VANCOUVER – For five years, Amy Bratton never had any trouble with the landlords of her Kitsilano suite. They even knocked money off her rent when she took care and maintained the seven-unit building.
But that all changed eight months ago when the landlords decided to sell the stucco-covered house-turned-apartment building at the corner of Balsam and 3rd Avenue to new owners.
Now Bratton and her husband Tim say they are facing a so-called “renoviction” — a tactic in which landlords attempt to kick out renters under the guise of renovating the suites before substantially raising the rents.
The trend, which began in the West End 2007, is spreading across the region as landlords use tactics such as not replacing lights and increasing laundry costs, to force long-term tenants out.
Within days of taking ownership last December, the new landlords in the Bratton’s building renovated an empty suite and raised the rent from $750 to $1,075 — the same amount the Brattons pay for their one-bedroom suite. “It’s been a real source of frustration,” Tim Bratton said. “This is a place we have made our first home in … we feel powerless to do anything about it. The current law does not provide enough protection for us as tenants.”
The Brattons were among about 30 people — including NDP MLA Spencer Chandra Herbert and Vancouver-Point Grey byelection candidate David Eby — who rallied in the rain outside their apartment building Saturday to raise awareness of their plight and call for the Liberal government to impose stronger eviction protection laws to balance the rights of both landlords and tenants.
Many carried placards reading: Eviction: Are you next? and No tenant in B.C. safe from renoviction.
“I’ve seen this story play out again and again across B.C.,” said Herbert, who has introduced new legislation aimed at prohibiting landlords from using the tactics. “The vast majority of landlords are good. They work with residents. They don’t attempt to kick people out so they can jack up the rents.”
Herbert noted in some cases, the renovation only involves a fresh coat of paint and new cabinets yet the rent is inflated by 73 per cent.
The renoviction situation first arose in Vancouver’s West End, where residents continue to fight against what they say is a legal loophole in the Residential Tenancy Act that allows for such evictions.
Many of the people at Saturday’s rally were survivors of other apartments where renovation notices had been served.
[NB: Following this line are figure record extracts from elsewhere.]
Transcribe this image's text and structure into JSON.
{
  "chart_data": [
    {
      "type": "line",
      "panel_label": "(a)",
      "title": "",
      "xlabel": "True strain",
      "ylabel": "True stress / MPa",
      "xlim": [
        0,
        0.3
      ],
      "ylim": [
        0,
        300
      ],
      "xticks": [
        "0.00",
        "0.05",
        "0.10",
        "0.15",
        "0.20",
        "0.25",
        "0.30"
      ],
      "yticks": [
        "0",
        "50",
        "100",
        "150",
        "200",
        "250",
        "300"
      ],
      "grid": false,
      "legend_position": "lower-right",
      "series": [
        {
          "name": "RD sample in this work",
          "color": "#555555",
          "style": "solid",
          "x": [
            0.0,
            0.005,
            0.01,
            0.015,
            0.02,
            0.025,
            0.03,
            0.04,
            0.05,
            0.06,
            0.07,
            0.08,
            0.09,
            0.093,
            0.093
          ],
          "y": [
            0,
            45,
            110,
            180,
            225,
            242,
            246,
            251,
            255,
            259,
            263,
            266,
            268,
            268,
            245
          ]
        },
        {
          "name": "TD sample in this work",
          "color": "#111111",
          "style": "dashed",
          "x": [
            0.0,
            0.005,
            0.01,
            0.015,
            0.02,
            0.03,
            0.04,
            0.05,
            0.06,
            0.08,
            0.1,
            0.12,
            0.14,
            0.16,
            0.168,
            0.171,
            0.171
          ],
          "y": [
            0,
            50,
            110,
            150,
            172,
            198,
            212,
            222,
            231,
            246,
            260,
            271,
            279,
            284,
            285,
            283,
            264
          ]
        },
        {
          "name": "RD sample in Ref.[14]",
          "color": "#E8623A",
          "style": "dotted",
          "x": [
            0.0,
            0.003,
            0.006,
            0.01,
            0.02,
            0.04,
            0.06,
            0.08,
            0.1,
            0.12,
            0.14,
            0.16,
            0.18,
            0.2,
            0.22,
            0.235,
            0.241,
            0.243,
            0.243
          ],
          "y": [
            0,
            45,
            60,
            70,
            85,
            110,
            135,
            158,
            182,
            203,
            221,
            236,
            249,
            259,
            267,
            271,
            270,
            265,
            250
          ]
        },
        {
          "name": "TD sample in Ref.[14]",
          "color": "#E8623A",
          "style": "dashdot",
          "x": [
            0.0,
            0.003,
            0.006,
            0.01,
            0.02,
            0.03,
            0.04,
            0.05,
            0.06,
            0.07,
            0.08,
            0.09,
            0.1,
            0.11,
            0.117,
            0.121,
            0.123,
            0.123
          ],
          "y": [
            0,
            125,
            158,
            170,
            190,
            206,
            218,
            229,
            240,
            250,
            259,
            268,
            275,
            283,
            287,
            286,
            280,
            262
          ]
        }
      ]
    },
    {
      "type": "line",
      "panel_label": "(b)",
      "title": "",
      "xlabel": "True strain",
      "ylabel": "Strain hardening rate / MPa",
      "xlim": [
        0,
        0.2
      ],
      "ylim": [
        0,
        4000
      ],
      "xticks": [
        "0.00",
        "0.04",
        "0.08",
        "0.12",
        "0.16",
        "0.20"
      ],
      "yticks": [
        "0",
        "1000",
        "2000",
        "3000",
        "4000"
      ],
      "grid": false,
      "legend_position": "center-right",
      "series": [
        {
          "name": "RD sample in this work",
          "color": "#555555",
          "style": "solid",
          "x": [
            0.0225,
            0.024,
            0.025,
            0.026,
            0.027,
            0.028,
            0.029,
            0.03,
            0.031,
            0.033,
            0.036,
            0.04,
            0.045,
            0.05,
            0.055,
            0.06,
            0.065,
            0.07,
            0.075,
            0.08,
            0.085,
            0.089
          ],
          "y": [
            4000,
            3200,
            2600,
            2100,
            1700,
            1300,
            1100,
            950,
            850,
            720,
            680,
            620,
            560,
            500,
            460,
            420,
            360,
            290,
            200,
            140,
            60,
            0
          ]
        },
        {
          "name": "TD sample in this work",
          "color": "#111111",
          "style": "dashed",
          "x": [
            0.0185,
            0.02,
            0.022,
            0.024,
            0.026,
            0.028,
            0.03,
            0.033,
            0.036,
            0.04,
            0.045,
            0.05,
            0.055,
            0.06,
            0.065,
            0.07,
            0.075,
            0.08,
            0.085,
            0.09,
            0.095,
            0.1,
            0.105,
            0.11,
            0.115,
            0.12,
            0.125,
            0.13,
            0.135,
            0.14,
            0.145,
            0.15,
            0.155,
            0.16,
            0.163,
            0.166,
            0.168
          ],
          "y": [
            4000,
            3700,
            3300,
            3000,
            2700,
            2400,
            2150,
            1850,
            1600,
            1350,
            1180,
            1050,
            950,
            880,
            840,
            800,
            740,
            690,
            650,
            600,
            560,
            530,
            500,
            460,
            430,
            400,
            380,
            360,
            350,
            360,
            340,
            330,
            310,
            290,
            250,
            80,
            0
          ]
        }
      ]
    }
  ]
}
The residents want changes to Section 49 (6) (b), of the act. It says a landlord may end a tenancy if the landlord has all the necessary permits and intends in good faith, to renovate or repair the rental unit in a manner that requires the rental unit to be vacant.
More than 50 buildings have been tracked for renovictions in the past few years, according to Sharon Isaak, of Renters at Risk, who is still at her West End apartment after fighting her own eviction notice in the courts.
But Isaak noted that many tenants tend to give in because they don’t have the time, money or energy to fight the eviction notices, especially once the landlord starts withholding services or ripping up carpets, making their home seem uninhabitable.
“Tenants don’t want to go public about it; it’s too stressful,” she said. “It wasn’t that widespread before but now more people are doing it.”
Eby, who is running against Premier Christy Clark for the Vancouver-Point Grey seat in a byelection Wednesday, promised to work with tenants and stand up for renters.
Bratton, who has lived in the suite for five years — and the last eight months with Tim after they got married — said the landlords have given them a smaller storage space with no electrical lighting and have not replaced the light bulbs at the front and back of the building.
“It’s been stressful,” she said.
Added Tim: “This has shown us how vulnerable we are as renters. You don’t know when a landlord can come in and push you around. We have the resources to move and relocate but we know a lot of people who can’t.”